AI-optimized management of a hybrid SOFC-CAES systems with renewable integration for efficient electricity production and peak shaving

This article presents a cutting-edge smart energy system that combines solid oxide fuel cells (SOFC) with compressed air energy storage (CAES) to improve electricity generation while shaving the peak demand with minimal carbon dioxide emission. The novel technology works with SOFCs under high pressures, substantially enhancing their efficiency compared to what can be achieved under normal atmospheric conditions. In addition to enhancing efficiency, the system intelligently incorporates wind turbines to meet the energy requirements of the CAES compressors. The strategic utilization of renewable energy enhances total power production and aligns with sustainable energy objectives, demonstrating a potential progression in intelligent energy management. An in-depth analysis assesses the feasibility of integrating this smart system, considering several factors such as thermodynamics, exergo-economic, sustainability, and the environment. The non-dominated sorting genetic algorithm is employed to identify an ideal design condition with the aid of an artificial neural network, guaranteeing a balanced attainment across all performance indicators. The proposed integration results in a net power, energy cost, and CO2 index of 480.6 MWh, 215.7 USD/MWh, and 460.8 kg/MWh, highlighting the value of increasing the operating pressure of SOFC through the integration of CAES and adding more wind turbines to increase renewables. The parametric assessment shows that the net power and total cost increase by 250 MWh and 4 USD/h, signifying the importance of multi-objective optimization.

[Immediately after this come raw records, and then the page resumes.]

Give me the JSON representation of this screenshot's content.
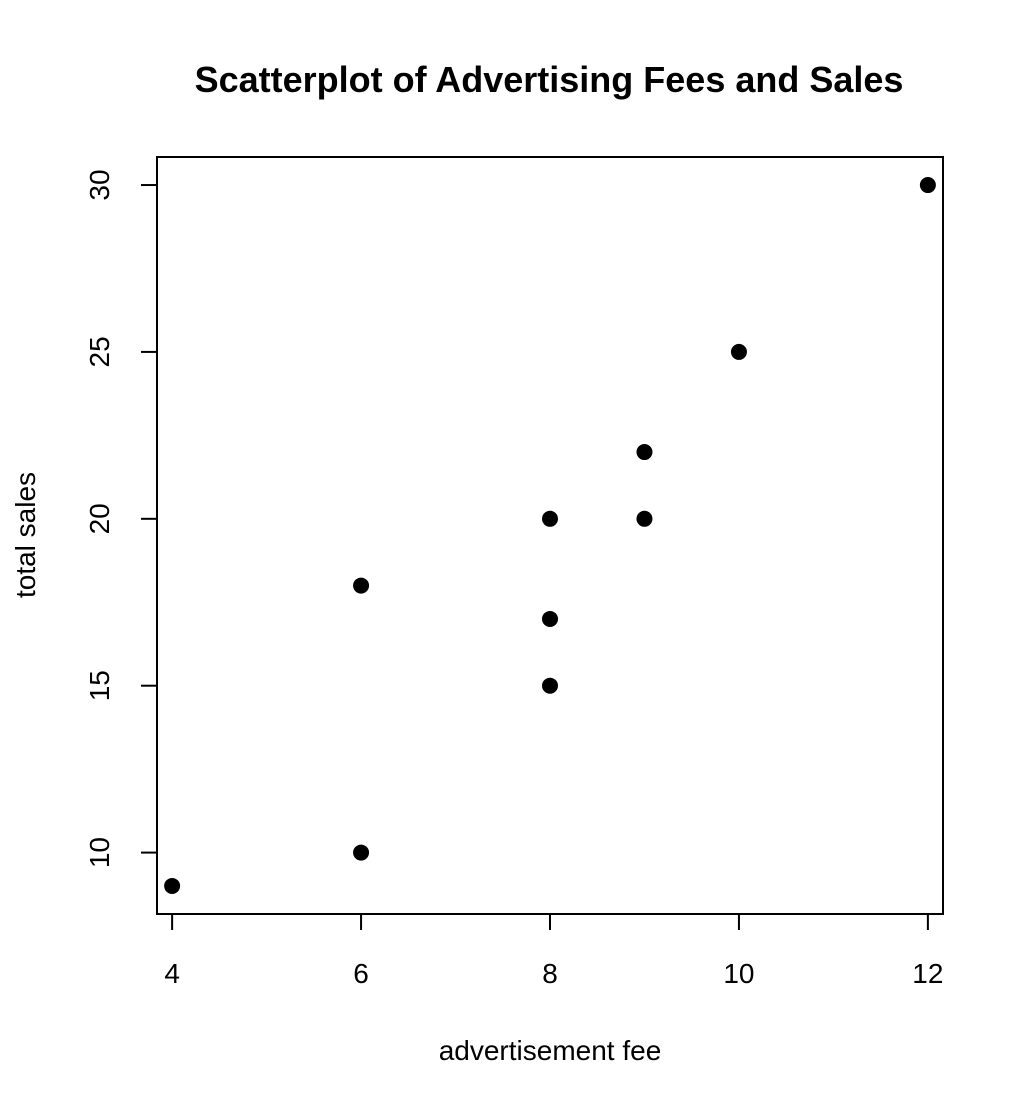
{
  "chart_data": {
    "type": "scatter",
    "title": "Scatterplot of Advertising Fees and Sales",
    "xlabel": "advertisement fee",
    "ylabel": "total sales",
    "x_ticks": [
      4,
      6,
      8,
      10,
      12
    ],
    "y_ticks": [
      10,
      15,
      20,
      25,
      30
    ],
    "xlim": [
      3.84,
      12.16
    ],
    "ylim": [
      8.16,
      30.84
    ],
    "grid": false,
    "legend": "none",
    "point_color": "#000000",
    "points": [
      {
        "x": 4,
        "y": 9
      },
      {
        "x": 6,
        "y": 10
      },
      {
        "x": 6,
        "y": 18
      },
      {
        "x": 8,
        "y": 15
      },
      {
        "x": 8,
        "y": 17
      },
      {
        "x": 8,
        "y": 20
      },
      {
        "x": 9,
        "y": 20
      },
      {
        "x": 9,
        "y": 22
      },
      {
        "x": 10,
        "y": 25
      },
      {
        "x": 12,
        "y": 30
      }
    ]
  }
}
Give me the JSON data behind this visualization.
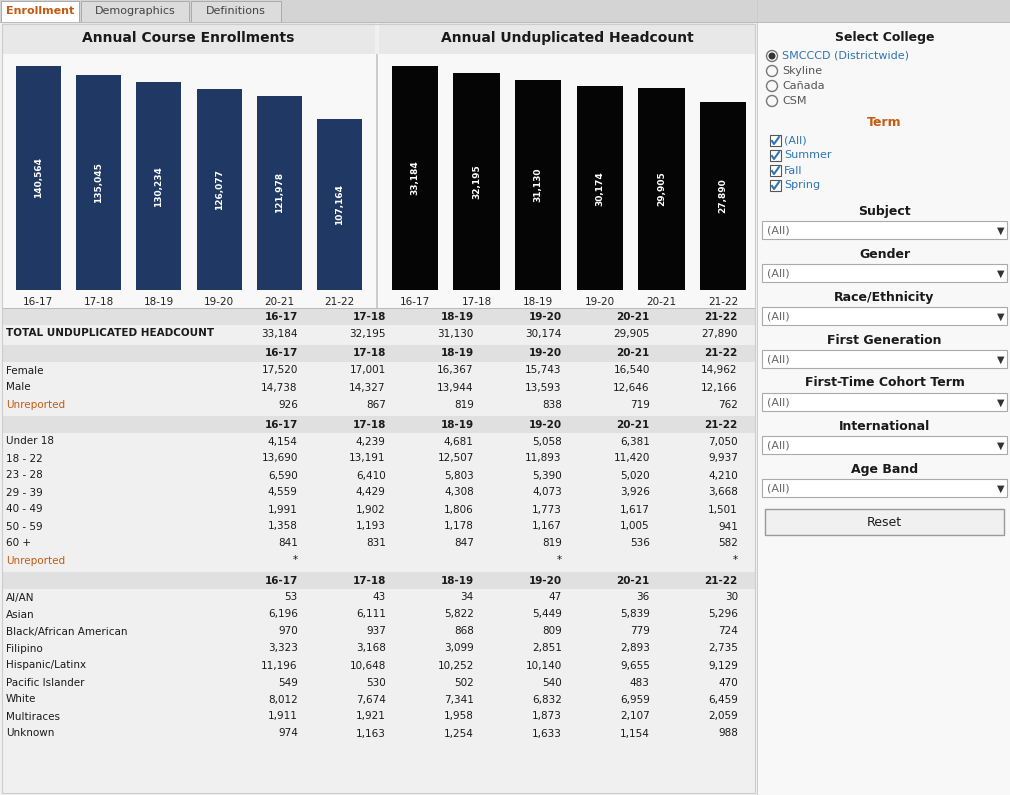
{
  "tab_labels": [
    "Enrollment",
    "Demographics",
    "Definitions"
  ],
  "chart1_title": "Annual Course Enrollments",
  "chart2_title": "Annual Unduplicated Headcount",
  "years": [
    "16-17",
    "17-18",
    "18-19",
    "19-20",
    "20-21",
    "21-22"
  ],
  "enrollments": [
    140564,
    135045,
    130234,
    126077,
    121978,
    107164
  ],
  "headcounts": [
    33184,
    32195,
    31130,
    30174,
    29905,
    27890
  ],
  "bar_color_enrollment": "#1F3864",
  "bar_color_headcount": "#050505",
  "bg_color": "#f0f0f0",
  "white_bg": "#ffffff",
  "header_bg": "#e8e8e8",
  "sidebar_bg": "#f8f8f8",
  "orange_text": "#c55a11",
  "blue_link": "#2e75b6",
  "dark_text": "#1a1a1a",
  "gray_text": "#555555",
  "tab_bar_bg": "#d4d4d4",
  "select_college_label": "Select College",
  "college_options": [
    "SMCCCD (Districtwide)",
    "Skyline",
    "Cañada",
    "CSM"
  ],
  "term_label": "Term",
  "term_options": [
    "(All)",
    "Summer",
    "Fall",
    "Spring"
  ],
  "filter_labels": [
    "Subject",
    "Gender",
    "Race/Ethnicity",
    "First Generation",
    "First-Time Cohort Term",
    "International",
    "Age Band"
  ],
  "total_row_label": "TOTAL UNDUPLICATED HEADCOUNT",
  "total_values": [
    33184,
    32195,
    31130,
    30174,
    29905,
    27890
  ],
  "gender_rows": [
    [
      "Female",
      17520,
      17001,
      16367,
      15743,
      16540,
      14962
    ],
    [
      "Male",
      14738,
      14327,
      13944,
      13593,
      12646,
      12166
    ],
    [
      "Unreported",
      926,
      867,
      819,
      838,
      719,
      762
    ]
  ],
  "age_rows": [
    [
      "Under 18",
      4154,
      4239,
      4681,
      5058,
      6381,
      7050
    ],
    [
      "18 - 22",
      13690,
      13191,
      12507,
      11893,
      11420,
      9937
    ],
    [
      "23 - 28",
      6590,
      6410,
      5803,
      5390,
      5020,
      4210
    ],
    [
      "29 - 39",
      4559,
      4429,
      4308,
      4073,
      3926,
      3668
    ],
    [
      "40 - 49",
      1991,
      1902,
      1806,
      1773,
      1617,
      1501
    ],
    [
      "50 - 59",
      1358,
      1193,
      1178,
      1167,
      1005,
      941
    ],
    [
      "60 +",
      841,
      831,
      847,
      819,
      536,
      582
    ],
    [
      "Unreported",
      "*",
      "",
      "",
      "*",
      "",
      "*"
    ]
  ],
  "race_rows": [
    [
      "AI/AN",
      53,
      43,
      34,
      47,
      36,
      30
    ],
    [
      "Asian",
      6196,
      6111,
      5822,
      5449,
      5839,
      5296
    ],
    [
      "Black/African American",
      970,
      937,
      868,
      809,
      779,
      724
    ],
    [
      "Filipino",
      3323,
      3168,
      3099,
      2851,
      2893,
      2735
    ],
    [
      "Hispanic/Latinx",
      11196,
      10648,
      10252,
      10140,
      9655,
      9129
    ],
    [
      "Pacific Islander",
      549,
      530,
      502,
      540,
      483,
      470
    ],
    [
      "White",
      8012,
      7674,
      7341,
      6832,
      6959,
      6459
    ],
    [
      "Multiraces",
      1911,
      1921,
      1958,
      1873,
      2107,
      2059
    ],
    [
      "Unknown",
      974,
      1163,
      1254,
      1633,
      1154,
      988
    ]
  ],
  "unreported_color": "#c55a11",
  "col_headers": [
    "16-17",
    "17-18",
    "18-19",
    "19-20",
    "20-21",
    "21-22"
  ]
}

The scatter matrix indicates that the compressor pressure ratio is insensitive while keeping wind velocity close to the lower domain achieves the best optimal condition. The optimization achieves a higher net power of 171.8 MWh and a lower energy cost of 137.6 USD/MWh. Also, it enhances the exergy efficiency by 12.9 % and reduces the CO2 index by 57 kg/MWh when prioritizing exergo-environmental facets.